The Rusororo Cemetery, which opened last year has three sections; the VIP section where important persons, such as Ministers, top government officials or MPs are buried, the middle class category and the affordable section.
All services inclusive, the VIP section is estimated to cost about Rwf2.9m. That is the amount that was spent on the burial of former minister Christine Nyatanyi. The second section, which has three subsections, costs between Rwf200, 000 and 600, 000. The last category costs Rwf15, 000 but includes no burial ceremonies or services.
Hamiru Gihanga, 70, a resident of Gasabo near the cemetery, says that burial in Rwanda has become an expensive affair, which is only affordable for the rich. The old man who has previously worked in the old Nyamirambo cemetery said that compared to what it was in the past, a family that is not well off might not afford a decent burial because it requires a lot of money.
"Initially one would pay Rwf15, 000 but today it has gone to something unimaginable. You need to do a fundraising to afford a place to bury your person," Mzee Gihanga says. "We recently buried our person, we were charged Rwf50, 000 at Remera Cemetery but now someone else told me that that burying here at Rusororo is Rwf180, 000. It is unbelievable."

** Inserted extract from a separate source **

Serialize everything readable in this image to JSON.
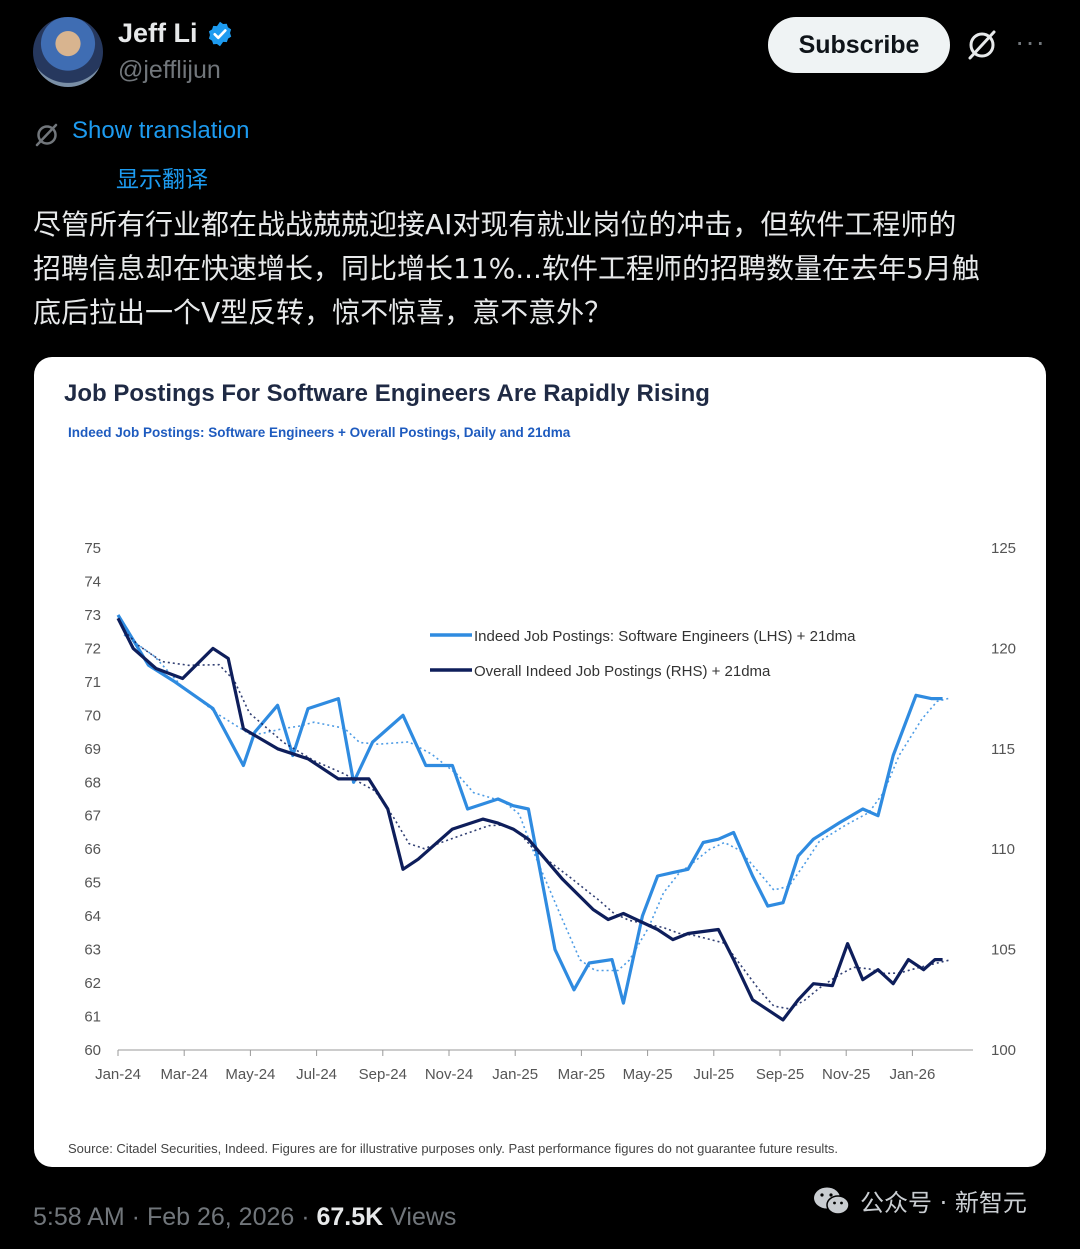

According to Minister Mukabaramba, the charges were brought about by the private contractor who provides all services needed for burial, including the hearse, casket, wreath, embalming, body handling and transport.
"It is a one stop burial centre. You get all the same services in the same place hence the cost. In any case, if you calculate the money you would pay for example at Remera, it was more than what you spend at Rusororo because you had to hire every service separately," says the minister. "We are however going to look into the issue and see how we can reduce the cost and create some form of uniformity."
MP Constance Rwaka advised that the government should ensure that the grieving families are not given an extra burden on top of losing their beloved.
However, Vice Mayor of Gasabo District Marie Louise Uwimana defended the new arrangement at the cemetery. "It is important to know that the new cemetery is set up in a planned manner," says Uwimana. "At Rusororo, you are assured that your person will be resting in peace and not in confusion."
Rwanda is also currently debating a draft law which will likely see people to cremated rather than buried. The law, which is being debated in the lower chamber of parliament, if passed will give people the option of having a traditional burial or burning the remains in government-owned incinerators before disposing of the remains in designated cabinets.